サーバーからの余熱をサスティナブルに利用
場所を選ばず、どこからでもアクセスできるオンデマンドのクラウドコンピューティングサービスの成長は、デジタル化の主要な原動力の一つとなっています。企業には、コストの削減、セキュリティの改善、より優れた効率性と高い柔軟性をもたらすものですが、そのクラウドが依存するデータセンターは、膨大な電力を消費、また大量の熱を放出します。
ドレスデンに拠点を置くCloud&Heat Technologies社は、この余熱を地域熱供給ソリューションに転用するという、画期的かつ持続可能な方法を開発しました。革新的なサーバー用統合水冷却システムにより、プロセッサから放出される熱の90%を利用できます。
Cloud&Heat社は、輸送コンテナの中でサーバーを提供しているため、大規模な地域熱供給システムと容易に統合できます。 スウェーデンの首都ストックホルムから南に位置するヨルドブロでは、スウェーデンの再生可能エネルギー会社Vattenfallが運営する熱電併給(CHP)プラントの近くに、液冷式の20フィートコンテナが2つ備えられています。このプラントでは、バイオマス発電と同時に、発生した廃熱を地域熱供給システムに送っています。Vattenfallで前戦略・ビジネスインテリジェンス部長を務めるBirger Ober氏は「熱と演算の融合」と表現するサイト内で、「サーバーはバイオマス発電によるクリーンエネルギーで稼働しています。また、サーバーから発生する熱は、同じ地域熱供給システムに供給されます。」と説明しています。
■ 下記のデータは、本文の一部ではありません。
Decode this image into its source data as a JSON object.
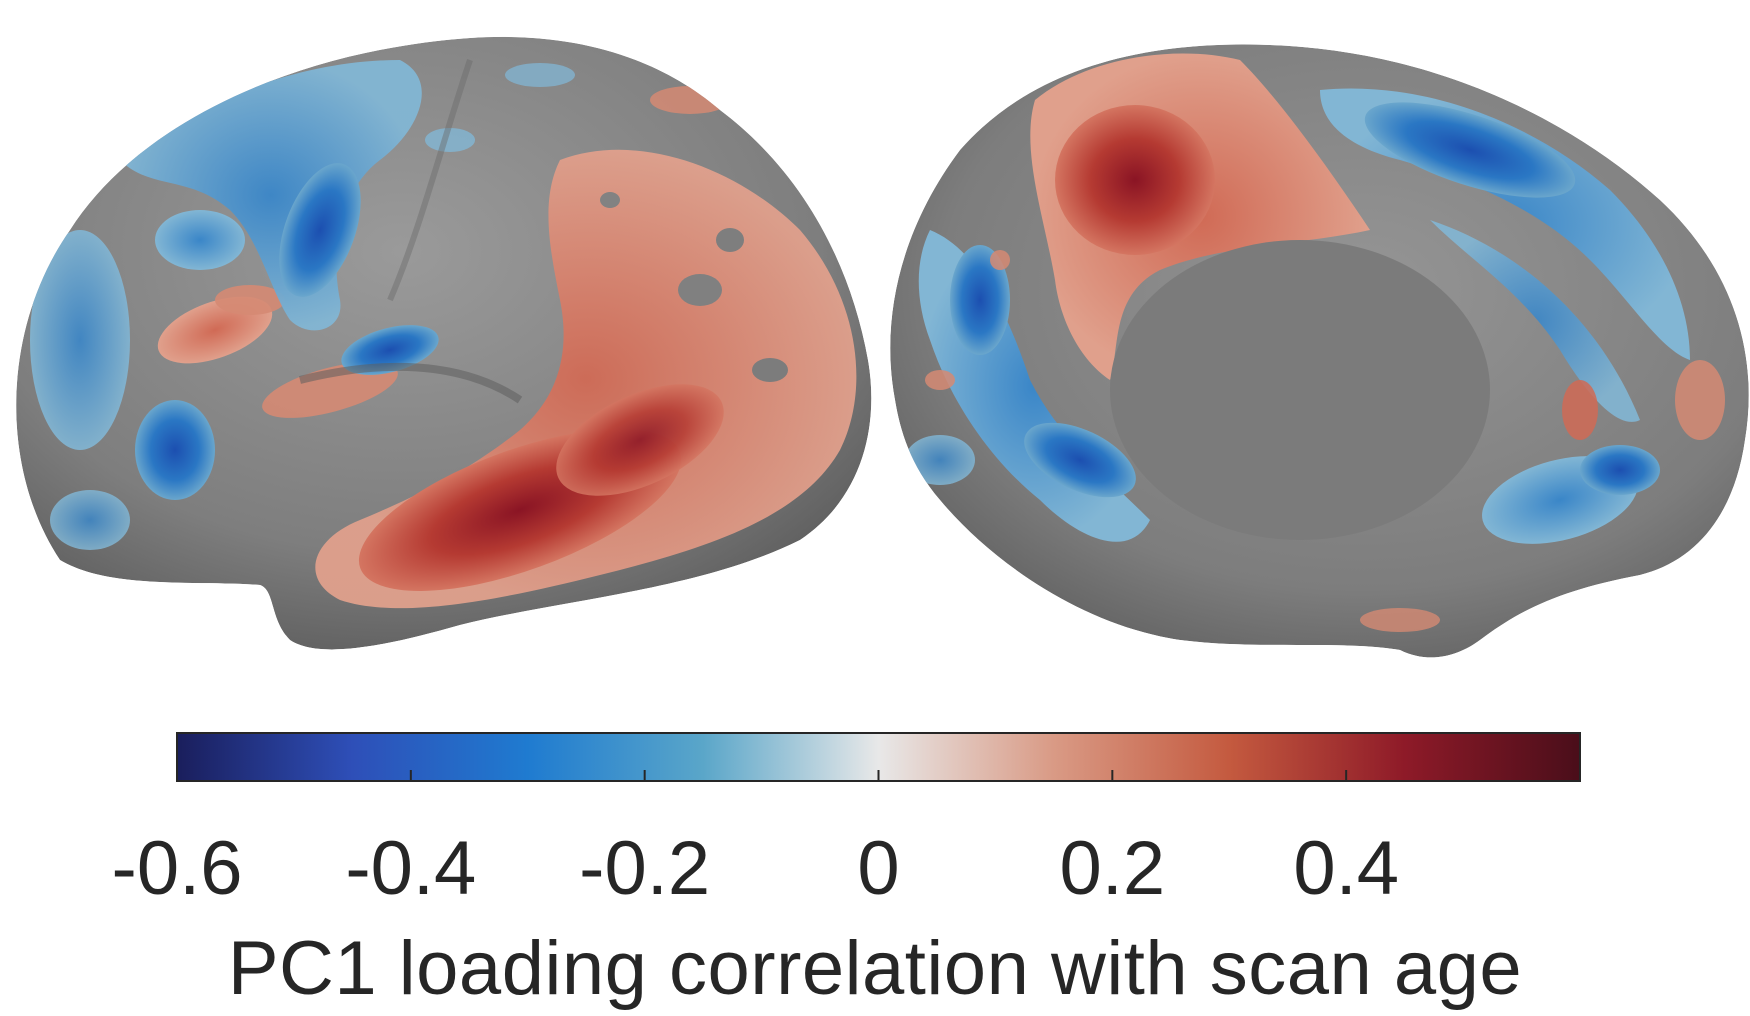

Cloud&Heat社が提供するコンテナは、屋根部分に、Güntner V-shape VARIOドライクーラーを搭載しています。では、Güntnerはどこで活躍しているのでしょうか。
Cloud&Heat社の熱設計エンジニアAnne Weisemann氏は次のように話します。「地域熱供給システムグリッドは、廃熱をすべて吸収しきれないことがあります。そこで、緊急冷却システムとしてGüntnerの技術を活用しています。」
Güntnerは同社と数年にわたり緊密に連携、乾式冷却技術だけでなく専門知識の提供も行っています。
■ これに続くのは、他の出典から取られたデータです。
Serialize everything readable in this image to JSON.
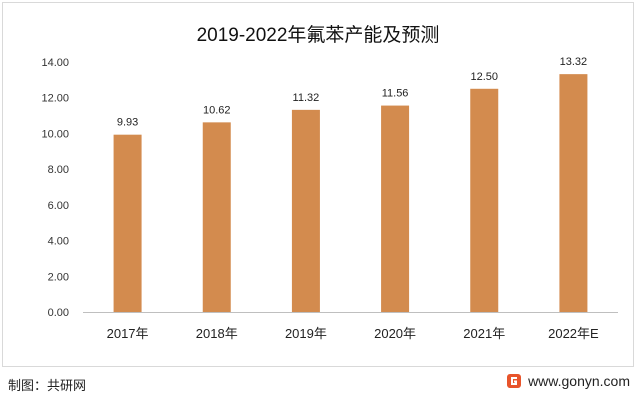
{
  "chart_data": {
    "type": "bar",
    "title": "2019-2022年氟苯产能及预测",
    "categories": [
      "2017年",
      "2018年",
      "2019年",
      "2020年",
      "2021年",
      "2022年E"
    ],
    "values": [
      9.93,
      10.62,
      11.32,
      11.56,
      12.5,
      13.32
    ],
    "value_labels": [
      "9.93",
      "10.62",
      "11.32",
      "11.56",
      "12.50",
      "13.32"
    ],
    "yticks": [
      "0.00",
      "2.00",
      "4.00",
      "6.00",
      "8.00",
      "10.00",
      "12.00",
      "14.00"
    ],
    "ylim": [
      0,
      14
    ],
    "grid": false,
    "bar_color": "#D38B4E"
  },
  "footer": {
    "source": "制图：共研网",
    "website": "www.gonyn.com",
    "logo_icon": "gonyn-logo-icon"
  }
}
「2018年にテストインフラストラクチャ用のドライクーラーが必要になったのですが、その際に初めてGüntnerに問い合わせました」Weisemann氏は続けます。「付属品やファン制御オプションについて助言をいただきましした。そのときのクーラーは現在も使用しています。また、腐食が起きやすい環境で使用するチューブとフィン材質も各種選定して頂きました。」
Güntnerで営業部長を務めるJan Hübnerは次のように述べています。「熱遮断はCloud&Heat社の専門分野ではなかったため、エンジニアリングの共同開発という形でサポートしました。サーバーは屋外に設置されることが多いため、様々な気象条件で使用できる柔軟性をドライクーラーに確保することが最重要課題でした。」